Virtualization on Flash Drives

I remember that around the year 2008, I found a project that delivers a Linux along with QEMU executable and startup scripts. When scripts are run, QEMU will boot into a Linux that is pre-configured and you could later install whatever you need in it. Forgive for I can't remember its name but it's, essentially, a virtual machine stored on portable storage. Some similar projects are QEMU-Puppy and OS Launcher (formerly PortableOS). Nowadays, almost all computers support virtualization technologies and are powerful enough to host a virtual machine, so it might not be a bad way to set your portable work environment up with virtual machines.

Would Containers Work?

Jails, LXC and Docker are being increasingly popular today. They all provide lightweight virtualization and isolation between host and containers. This allows the same software, even not designed to run both instance at the same time, to run simultaneously without knowing other instances. Technically, containers are delivered with a complete environment, and data in them could be persisted. These features make containers suitable for building portable working environments.
There (as far as I know) haven't any solutions utilize containers to allow users to make their working environment portable. MojoPac and Ceedo, as discussed above, are alike containers. Bitnami Applications is delivering software in containers, but there is still no desktop applications.
There are also problems in utilizing containers. Firstly containers can only run applications. Yes, you can find Debian, Ubuntu, Alpine or other distributions in containers, but remember these can provide you only the environment of that distribution, package manager, shells, and they are all Linux software. The core of Linux, the kernel, can't run in a container. Plus that you can't run Windows software (natively) in containers on Linux systems. With containers, only the application and data could be portable, but not the system.
For running containers on Windows and macOS, there is boot2docker. But since you've been running a virtual machine for containers, why don't you virtualize your whole working environment?

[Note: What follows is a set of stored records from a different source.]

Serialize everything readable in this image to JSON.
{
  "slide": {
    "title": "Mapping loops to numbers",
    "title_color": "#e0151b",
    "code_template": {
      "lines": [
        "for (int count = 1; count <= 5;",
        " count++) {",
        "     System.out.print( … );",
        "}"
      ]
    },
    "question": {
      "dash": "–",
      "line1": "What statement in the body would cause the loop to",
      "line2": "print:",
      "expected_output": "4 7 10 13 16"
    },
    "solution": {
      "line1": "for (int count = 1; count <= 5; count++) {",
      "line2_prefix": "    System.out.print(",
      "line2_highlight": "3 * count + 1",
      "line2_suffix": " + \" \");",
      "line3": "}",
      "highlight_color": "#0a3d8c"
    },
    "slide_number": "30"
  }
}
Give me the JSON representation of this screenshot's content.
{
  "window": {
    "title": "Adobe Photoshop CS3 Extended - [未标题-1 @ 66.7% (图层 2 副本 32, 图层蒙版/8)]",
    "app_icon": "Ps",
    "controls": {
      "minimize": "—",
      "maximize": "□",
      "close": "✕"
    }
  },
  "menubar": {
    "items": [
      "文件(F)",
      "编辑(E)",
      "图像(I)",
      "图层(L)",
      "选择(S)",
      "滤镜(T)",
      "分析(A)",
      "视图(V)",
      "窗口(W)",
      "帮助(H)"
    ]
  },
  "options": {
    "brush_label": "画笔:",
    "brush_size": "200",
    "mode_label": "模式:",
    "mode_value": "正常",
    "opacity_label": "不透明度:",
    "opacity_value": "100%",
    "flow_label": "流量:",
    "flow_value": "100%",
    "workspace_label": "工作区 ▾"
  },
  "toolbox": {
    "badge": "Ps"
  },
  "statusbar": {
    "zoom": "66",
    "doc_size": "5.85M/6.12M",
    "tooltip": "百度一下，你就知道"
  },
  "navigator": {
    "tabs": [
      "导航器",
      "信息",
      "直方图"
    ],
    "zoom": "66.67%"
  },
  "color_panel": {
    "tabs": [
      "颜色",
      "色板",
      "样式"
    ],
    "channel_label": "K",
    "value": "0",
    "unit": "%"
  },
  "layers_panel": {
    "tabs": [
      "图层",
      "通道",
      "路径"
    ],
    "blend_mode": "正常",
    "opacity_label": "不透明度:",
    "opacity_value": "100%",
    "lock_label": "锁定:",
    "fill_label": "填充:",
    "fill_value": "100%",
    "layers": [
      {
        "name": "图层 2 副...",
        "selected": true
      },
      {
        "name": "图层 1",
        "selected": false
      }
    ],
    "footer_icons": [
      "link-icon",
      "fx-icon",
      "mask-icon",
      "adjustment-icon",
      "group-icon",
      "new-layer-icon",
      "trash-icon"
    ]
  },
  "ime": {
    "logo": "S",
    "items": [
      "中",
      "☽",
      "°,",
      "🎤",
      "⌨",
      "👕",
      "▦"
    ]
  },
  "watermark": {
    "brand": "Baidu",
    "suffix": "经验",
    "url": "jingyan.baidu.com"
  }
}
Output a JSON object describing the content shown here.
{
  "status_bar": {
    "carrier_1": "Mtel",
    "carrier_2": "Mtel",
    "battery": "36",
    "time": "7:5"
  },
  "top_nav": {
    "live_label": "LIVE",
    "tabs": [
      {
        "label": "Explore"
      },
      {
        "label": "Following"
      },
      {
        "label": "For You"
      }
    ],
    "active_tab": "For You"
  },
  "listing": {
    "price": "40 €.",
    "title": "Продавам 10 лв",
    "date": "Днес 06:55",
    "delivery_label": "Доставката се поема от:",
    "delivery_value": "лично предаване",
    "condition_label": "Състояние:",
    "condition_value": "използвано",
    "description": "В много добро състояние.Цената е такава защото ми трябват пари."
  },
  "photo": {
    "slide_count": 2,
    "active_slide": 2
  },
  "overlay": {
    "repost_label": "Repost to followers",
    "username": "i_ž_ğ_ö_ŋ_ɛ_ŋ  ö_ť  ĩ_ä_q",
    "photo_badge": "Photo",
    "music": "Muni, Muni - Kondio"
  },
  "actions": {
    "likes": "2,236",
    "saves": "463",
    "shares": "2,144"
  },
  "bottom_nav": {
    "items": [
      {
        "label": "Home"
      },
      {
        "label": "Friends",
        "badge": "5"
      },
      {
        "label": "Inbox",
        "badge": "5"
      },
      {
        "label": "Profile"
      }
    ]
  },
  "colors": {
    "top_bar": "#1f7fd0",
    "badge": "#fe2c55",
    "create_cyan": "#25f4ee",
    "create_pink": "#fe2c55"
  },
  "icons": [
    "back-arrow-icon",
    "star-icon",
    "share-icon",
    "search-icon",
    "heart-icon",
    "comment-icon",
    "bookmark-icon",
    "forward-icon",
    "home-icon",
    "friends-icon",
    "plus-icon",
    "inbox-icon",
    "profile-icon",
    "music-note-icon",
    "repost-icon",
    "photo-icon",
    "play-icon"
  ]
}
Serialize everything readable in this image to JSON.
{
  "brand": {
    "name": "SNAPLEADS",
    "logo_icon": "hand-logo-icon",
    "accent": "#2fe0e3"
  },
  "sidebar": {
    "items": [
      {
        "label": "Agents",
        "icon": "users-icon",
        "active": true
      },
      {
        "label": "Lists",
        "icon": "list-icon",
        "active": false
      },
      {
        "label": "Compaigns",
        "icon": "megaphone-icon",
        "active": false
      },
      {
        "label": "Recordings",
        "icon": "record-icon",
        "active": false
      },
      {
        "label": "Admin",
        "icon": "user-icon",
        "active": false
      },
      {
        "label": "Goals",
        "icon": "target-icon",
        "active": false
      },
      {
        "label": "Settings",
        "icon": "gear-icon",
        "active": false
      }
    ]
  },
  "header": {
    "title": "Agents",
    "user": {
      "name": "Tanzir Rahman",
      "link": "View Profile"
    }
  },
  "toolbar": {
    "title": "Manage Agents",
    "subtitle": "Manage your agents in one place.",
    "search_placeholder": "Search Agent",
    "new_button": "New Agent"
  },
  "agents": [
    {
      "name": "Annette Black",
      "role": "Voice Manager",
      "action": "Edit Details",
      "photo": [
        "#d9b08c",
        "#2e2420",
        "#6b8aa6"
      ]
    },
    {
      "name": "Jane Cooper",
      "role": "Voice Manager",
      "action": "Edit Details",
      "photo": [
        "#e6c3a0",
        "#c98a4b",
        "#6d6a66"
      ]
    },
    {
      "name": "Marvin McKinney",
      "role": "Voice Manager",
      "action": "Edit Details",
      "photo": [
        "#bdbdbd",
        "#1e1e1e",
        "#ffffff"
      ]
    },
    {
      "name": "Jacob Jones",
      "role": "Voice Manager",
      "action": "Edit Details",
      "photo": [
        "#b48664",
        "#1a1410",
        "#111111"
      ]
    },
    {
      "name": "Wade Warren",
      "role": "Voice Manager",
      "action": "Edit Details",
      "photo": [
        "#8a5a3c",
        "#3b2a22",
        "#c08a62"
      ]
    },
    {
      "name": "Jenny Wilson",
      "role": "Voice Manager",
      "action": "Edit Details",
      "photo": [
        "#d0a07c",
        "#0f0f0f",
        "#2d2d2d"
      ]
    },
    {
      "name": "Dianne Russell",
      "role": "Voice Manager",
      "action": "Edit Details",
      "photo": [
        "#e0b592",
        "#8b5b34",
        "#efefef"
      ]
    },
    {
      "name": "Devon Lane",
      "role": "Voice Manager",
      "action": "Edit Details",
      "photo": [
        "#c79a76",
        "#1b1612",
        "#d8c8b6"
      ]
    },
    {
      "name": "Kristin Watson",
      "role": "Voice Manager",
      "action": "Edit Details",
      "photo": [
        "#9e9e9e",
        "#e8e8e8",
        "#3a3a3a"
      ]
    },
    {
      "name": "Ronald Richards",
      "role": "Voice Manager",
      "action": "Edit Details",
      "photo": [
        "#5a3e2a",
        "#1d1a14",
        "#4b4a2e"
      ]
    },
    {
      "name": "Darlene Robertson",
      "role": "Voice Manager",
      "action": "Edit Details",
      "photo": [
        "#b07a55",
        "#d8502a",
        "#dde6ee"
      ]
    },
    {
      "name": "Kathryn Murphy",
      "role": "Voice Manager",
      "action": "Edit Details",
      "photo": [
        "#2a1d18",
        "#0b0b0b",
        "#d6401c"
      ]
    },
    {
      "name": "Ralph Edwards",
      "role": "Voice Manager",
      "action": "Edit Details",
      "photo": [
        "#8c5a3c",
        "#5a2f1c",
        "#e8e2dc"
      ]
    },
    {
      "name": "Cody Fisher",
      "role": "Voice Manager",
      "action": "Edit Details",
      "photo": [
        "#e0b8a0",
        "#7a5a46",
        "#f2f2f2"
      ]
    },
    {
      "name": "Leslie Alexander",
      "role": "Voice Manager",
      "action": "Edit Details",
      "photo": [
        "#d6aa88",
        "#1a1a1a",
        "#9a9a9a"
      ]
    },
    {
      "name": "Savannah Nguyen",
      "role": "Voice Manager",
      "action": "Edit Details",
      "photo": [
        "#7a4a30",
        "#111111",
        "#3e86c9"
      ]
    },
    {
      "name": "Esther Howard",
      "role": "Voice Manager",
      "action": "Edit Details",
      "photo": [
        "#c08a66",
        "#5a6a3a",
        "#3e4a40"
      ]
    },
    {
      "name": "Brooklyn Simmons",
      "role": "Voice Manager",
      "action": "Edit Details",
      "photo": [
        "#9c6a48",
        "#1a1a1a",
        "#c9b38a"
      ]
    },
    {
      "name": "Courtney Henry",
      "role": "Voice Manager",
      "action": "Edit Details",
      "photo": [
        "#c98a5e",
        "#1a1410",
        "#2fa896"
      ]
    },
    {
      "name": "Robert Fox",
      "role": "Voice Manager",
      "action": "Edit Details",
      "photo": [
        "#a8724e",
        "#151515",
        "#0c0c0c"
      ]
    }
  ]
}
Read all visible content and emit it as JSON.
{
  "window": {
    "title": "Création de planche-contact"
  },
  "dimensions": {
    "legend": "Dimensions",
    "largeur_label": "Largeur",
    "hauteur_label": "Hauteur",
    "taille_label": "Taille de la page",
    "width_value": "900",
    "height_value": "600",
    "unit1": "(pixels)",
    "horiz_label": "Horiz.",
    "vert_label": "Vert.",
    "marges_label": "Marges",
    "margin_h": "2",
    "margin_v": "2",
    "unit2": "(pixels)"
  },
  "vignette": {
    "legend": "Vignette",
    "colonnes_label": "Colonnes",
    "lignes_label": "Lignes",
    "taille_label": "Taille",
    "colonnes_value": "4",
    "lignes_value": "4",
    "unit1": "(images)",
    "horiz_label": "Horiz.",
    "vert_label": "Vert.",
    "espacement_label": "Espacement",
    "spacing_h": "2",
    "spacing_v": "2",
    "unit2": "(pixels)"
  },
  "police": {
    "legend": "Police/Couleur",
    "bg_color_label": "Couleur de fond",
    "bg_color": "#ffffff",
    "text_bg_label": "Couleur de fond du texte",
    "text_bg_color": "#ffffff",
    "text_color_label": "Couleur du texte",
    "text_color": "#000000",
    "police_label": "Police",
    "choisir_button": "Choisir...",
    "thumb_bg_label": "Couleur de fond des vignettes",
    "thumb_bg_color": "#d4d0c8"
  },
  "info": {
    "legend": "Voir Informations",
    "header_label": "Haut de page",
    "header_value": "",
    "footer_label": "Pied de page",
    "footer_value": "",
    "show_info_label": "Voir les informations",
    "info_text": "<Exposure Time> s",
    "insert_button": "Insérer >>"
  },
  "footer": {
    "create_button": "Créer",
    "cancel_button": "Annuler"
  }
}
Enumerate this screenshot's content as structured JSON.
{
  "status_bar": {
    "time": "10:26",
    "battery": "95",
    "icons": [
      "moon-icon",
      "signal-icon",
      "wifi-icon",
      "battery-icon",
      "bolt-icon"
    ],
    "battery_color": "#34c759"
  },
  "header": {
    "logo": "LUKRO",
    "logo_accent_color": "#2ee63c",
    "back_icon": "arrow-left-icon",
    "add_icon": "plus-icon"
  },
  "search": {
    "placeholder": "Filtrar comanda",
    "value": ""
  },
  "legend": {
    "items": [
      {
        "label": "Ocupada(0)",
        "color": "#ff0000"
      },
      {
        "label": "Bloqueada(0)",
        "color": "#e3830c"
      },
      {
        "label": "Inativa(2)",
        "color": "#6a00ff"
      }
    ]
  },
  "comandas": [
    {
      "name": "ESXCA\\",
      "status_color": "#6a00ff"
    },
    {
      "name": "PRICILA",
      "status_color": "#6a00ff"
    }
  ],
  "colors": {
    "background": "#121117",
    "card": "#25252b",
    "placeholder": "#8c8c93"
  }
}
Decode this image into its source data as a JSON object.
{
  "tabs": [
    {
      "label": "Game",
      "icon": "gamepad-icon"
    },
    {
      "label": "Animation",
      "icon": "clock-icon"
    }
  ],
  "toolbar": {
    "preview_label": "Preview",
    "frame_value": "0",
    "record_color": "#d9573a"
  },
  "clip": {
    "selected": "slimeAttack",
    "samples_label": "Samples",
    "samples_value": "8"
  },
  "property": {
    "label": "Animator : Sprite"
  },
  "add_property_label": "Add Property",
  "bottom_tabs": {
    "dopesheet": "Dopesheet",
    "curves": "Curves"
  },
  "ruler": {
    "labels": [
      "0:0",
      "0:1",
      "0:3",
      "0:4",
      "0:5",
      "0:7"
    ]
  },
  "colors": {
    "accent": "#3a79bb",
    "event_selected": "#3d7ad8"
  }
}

My Portable Working Environment

Laptops. Yes, laptops is still irreplaceable. Anyway it has a built-in keyboard and pointing device, and display and battery in one piece. But for convenience, I also prepare some portable software (for example, Firefox) on my flash drive. I have bootable devices but they are only used in maintenance, not for running my environment on other's computers.
Clouds and web applications are sometimes useful, too. But I don't feel like to put much of data onto public clouds so they don't work well for me.